Global static variables are almost never the right solution. Almost. In this case, solving our Android customers’ crashes quickly and safely—for them as well as us—was worth the inevitable comments and tweets we’ll get about omg a global static.

Building and Testing

Implementing the fix was straightforward. The majority of our work was gathering information to prove the proposed gating solution would work. Research was vigorous, due to the risks. The key behavior to verify was that toggling the feature gate on and off did not cause any issues with Dropbox paths that were persisted to disk.

To verify this, we ran an audit for every data source that contained a Dropbox path. We found that all but one data source already took into account the unreliability of Dropbox paths stored on the client. The exception was the metadata database, which stores a cached version of a user’s entire file system. Our solution was to clear the metadata database each time the state of the gate changed, a solution proven effective in past projects.

Besides the audits, analytic events were added to track cases where the new and old path normalization logic disagreed. For privacy reasons the event could only report if an inconsistency had been detected, without specifying the actual path and file names involved.

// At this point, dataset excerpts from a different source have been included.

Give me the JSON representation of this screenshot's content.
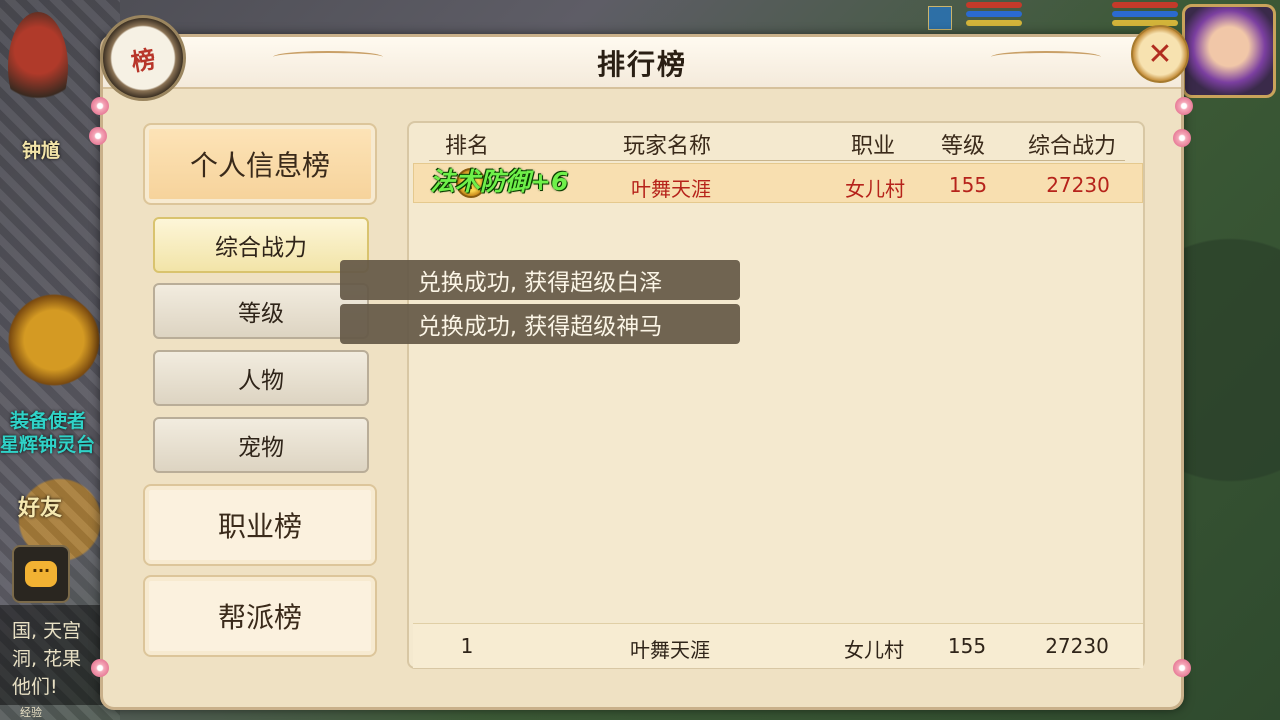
{
  "world": {
    "npc_zhongkui": "钟馗",
    "npc_equip_envoy": "装备使者",
    "npc_star_bell": "星辉钟灵台",
    "friends_label": "好友",
    "chat_text": "国, 天宫\n洞, 花果\n他们!",
    "exp_label": "经验",
    "chat_icon": "chat-bubble-icon"
  },
  "panel": {
    "title": "排行榜",
    "badge_char": "榜",
    "close_icon": "close-x-icon"
  },
  "nav": {
    "personal": "个人信息榜",
    "combat": "综合战力",
    "level": "等级",
    "character": "人物",
    "pet": "宠物",
    "profession": "职业榜",
    "guild": "帮派榜"
  },
  "table": {
    "headers": {
      "rank": "排名",
      "player": "玩家名称",
      "profession": "职业",
      "level": "等级",
      "power": "综合战力"
    },
    "rows": [
      {
        "rank_icon": "gold-medal-icon",
        "player": "叶舞天涯",
        "profession": "女儿村",
        "level": "155",
        "power": "27230"
      }
    ],
    "my_row": {
      "rank": "1",
      "player": "叶舞天涯",
      "profession": "女儿村",
      "level": "155",
      "power": "27230"
    }
  },
  "overlays": {
    "float_text": "法术防御+6",
    "toast1": "兑换成功, 获得超级白泽",
    "toast2": "兑换成功, 获得超级神马"
  },
  "colors": {
    "highlight_row": "#f8dfb0",
    "rank_text_red": "#b6231b",
    "float_green": "#6ff04a"
  }
}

The new path normalization was fully unit tested. We also organized a small bug bash, in which no major bugs were found.

Launch

After the release build with the fix inside had shipped to 100% of customers, we rolled out a test run of the new path normalization logic. The test run did not change any logic; instead whenever a path was normalized using the old code it would also normalize the path using the new logic. The two normalized paths were then compared and the result was logged. The path normalized using the new logic was then discarded.

During the test run, we measured the rate at which any pathname inconsistencies were reported. Either too high, or 0.0%, would indicate a problem with our new code. It hovered around 0.1%, which seemed reasonable since we did not expect a large number of folders with Cyrillic names.

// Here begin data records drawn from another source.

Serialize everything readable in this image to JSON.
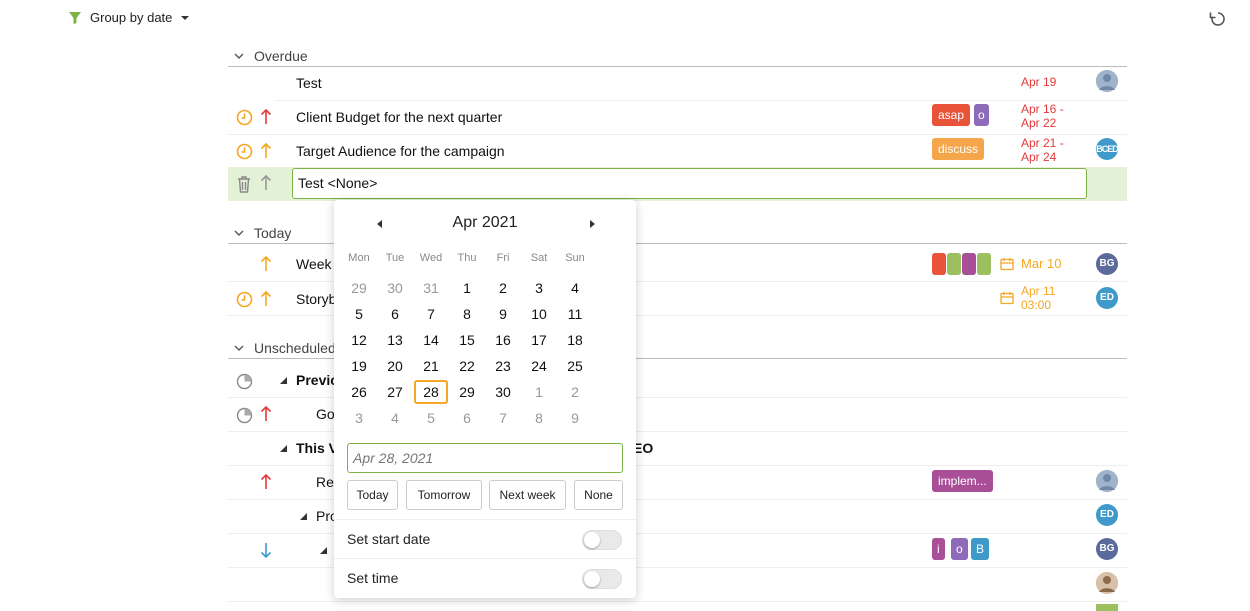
{
  "toolbar": {
    "group_label": "Group by date"
  },
  "sections": {
    "overdue": "Overdue",
    "today": "Today",
    "unscheduled": "Unscheduled"
  },
  "overdue_rows": [
    {
      "title": "Test",
      "date": "Apr 19"
    },
    {
      "title": "Client Budget for the next quarter",
      "tags": [
        "asap",
        "o"
      ],
      "date_line1": "Apr 16 -",
      "date_line2": "Apr 22"
    },
    {
      "title": "Target Audience for the campaign",
      "tags": [
        "discuss"
      ],
      "date_line1": "Apr 21 -",
      "date_line2": "Apr 24",
      "avatar": "BCED"
    }
  ],
  "editing_row": {
    "value": "Test <None>"
  },
  "today_rows": [
    {
      "title": "Week",
      "date": "Mar 10",
      "avatar": "BG"
    },
    {
      "title": "Storyb",
      "date_line1": "Apr 11",
      "date_line2": "03:00",
      "avatar": "ED"
    }
  ],
  "unscheduled_rows": [
    {
      "title": "Previc"
    },
    {
      "title": "Go"
    },
    {
      "title": "This V",
      "title_tail": "EO"
    },
    {
      "title": "Re",
      "tag": "implem..."
    },
    {
      "title": "Pro",
      "avatar": "ED"
    },
    {
      "tags": [
        "i",
        "o",
        "B"
      ],
      "avatar": "BG"
    }
  ],
  "calendar": {
    "month_label": "Apr 2021",
    "weekdays": [
      "Mon",
      "Tue",
      "Wed",
      "Thu",
      "Fri",
      "Sat",
      "Sun"
    ],
    "weeks": [
      [
        "29",
        "30",
        "31",
        "1",
        "2",
        "3",
        "4"
      ],
      [
        "5",
        "6",
        "7",
        "8",
        "9",
        "10",
        "11"
      ],
      [
        "12",
        "13",
        "14",
        "15",
        "16",
        "17",
        "18"
      ],
      [
        "19",
        "20",
        "21",
        "22",
        "23",
        "24",
        "25"
      ],
      [
        "26",
        "27",
        "28",
        "29",
        "30",
        "1",
        "2"
      ],
      [
        "3",
        "4",
        "5",
        "6",
        "7",
        "8",
        "9"
      ]
    ],
    "selected_day": "28",
    "input_placeholder": "Apr 28, 2021",
    "quick_buttons": [
      "Today",
      "Tomorrow",
      "Next week",
      "None"
    ],
    "set_start_date": "Set start date",
    "set_time": "Set time"
  },
  "colors": {
    "accent_green": "#7cb342",
    "red": "#e5383b",
    "orange": "#f5a623",
    "tag_asap": "#e8533a",
    "tag_o": "#8e6bb8",
    "tag_discuss": "#f5a64a",
    "tag_implem": "#a84f97",
    "avatar_blue": "#3f9ac9",
    "avatar_gray": "#5a6a9a"
  }
}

Once we were satisfied with the results of the test run, we slowly rolled out the fix across our user base via the Stormcrow feature gate, and monitored analytics.

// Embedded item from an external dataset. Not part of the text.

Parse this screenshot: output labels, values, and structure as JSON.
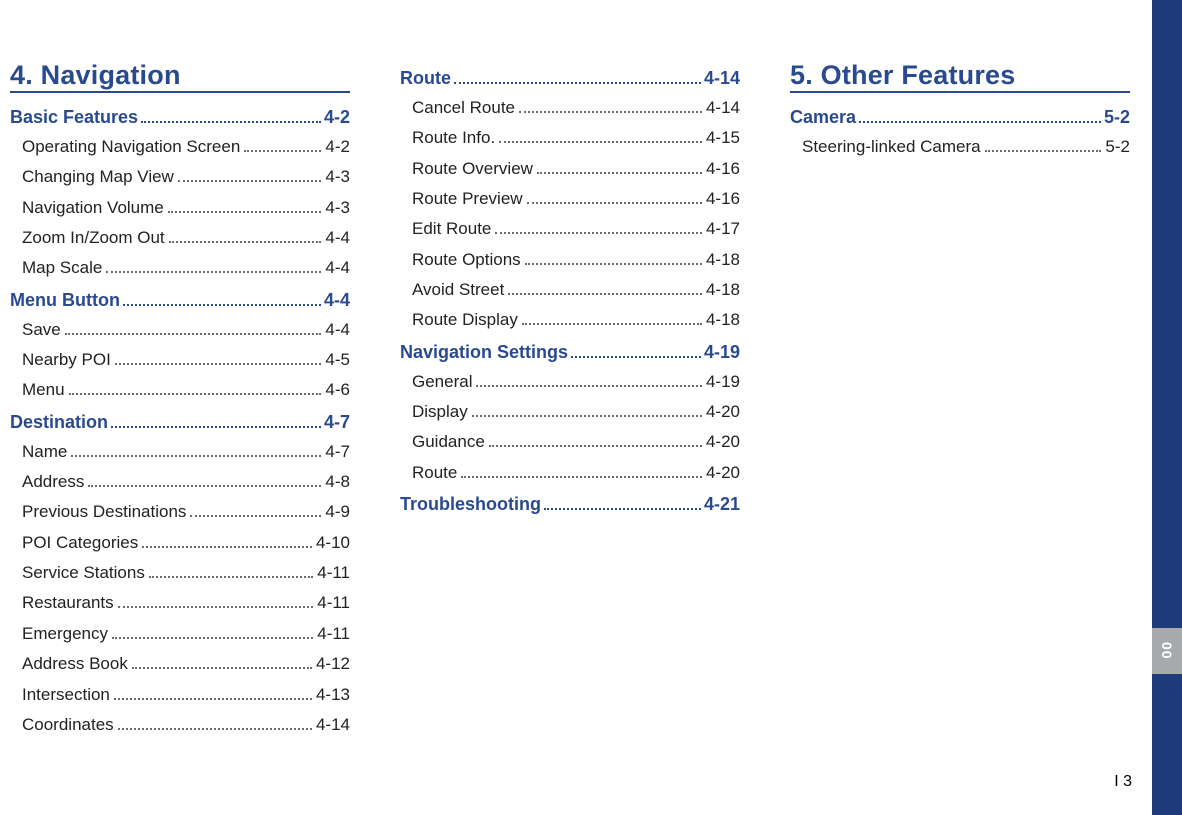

During the roll out crashes revolving around empty folder names fell to zero. This heavily implied that the fix was a success. Further confirming it, we didn’t received any new customer support tickets related to the fix. After waiting long enough to trust we had succeeded, we removed all of the gating logic. Farewell, global static variable. Our first and most obvious fix from the start of this story was now live in our customers’ apps.

What we learned

Any engineer will nod in agreement at three lessons we took away from the project. But you haven’t really learned them until you’ve gotten over yourself and applied them to a challenging project. When facing time pressure and resource constraints, it can be tough to recall:

  1. Keep things simple
  2. Challenge what you believe
  3. General guidelines are general

The use of a global static variable was critical for this fix. It kept everything simple. It goes against general guidelines, but that’s the point of this story: General guidelines by definition have exceptions.

Often when we learn, we create mental shortcuts. We simplify. For instance, let’s say we try a new approach X, but quickly learn that X was the wrong choice. We might generalize and think X is bad, period, when the truth is that X was bad given the situation. Even in cases where we recognized this, over time we can forget the situation while ingraining the generalization. 

These generalizations can be helpful. They allow us to quickly rule out bad solutions, rather than repeat them, and help us focus on identifying good ones. But these generalizations don’t always work. Occasionally they rule out a good solution. 

When faced with a difficult problem, it might be valuable to stop and look for which your own assumptions could be challenged. The time and effort you stand to save scales with the complexity of the solution. Ask yourself: Is there something far simpler that I’ve told myself isn’t an option? Maybe it’s the best option of all.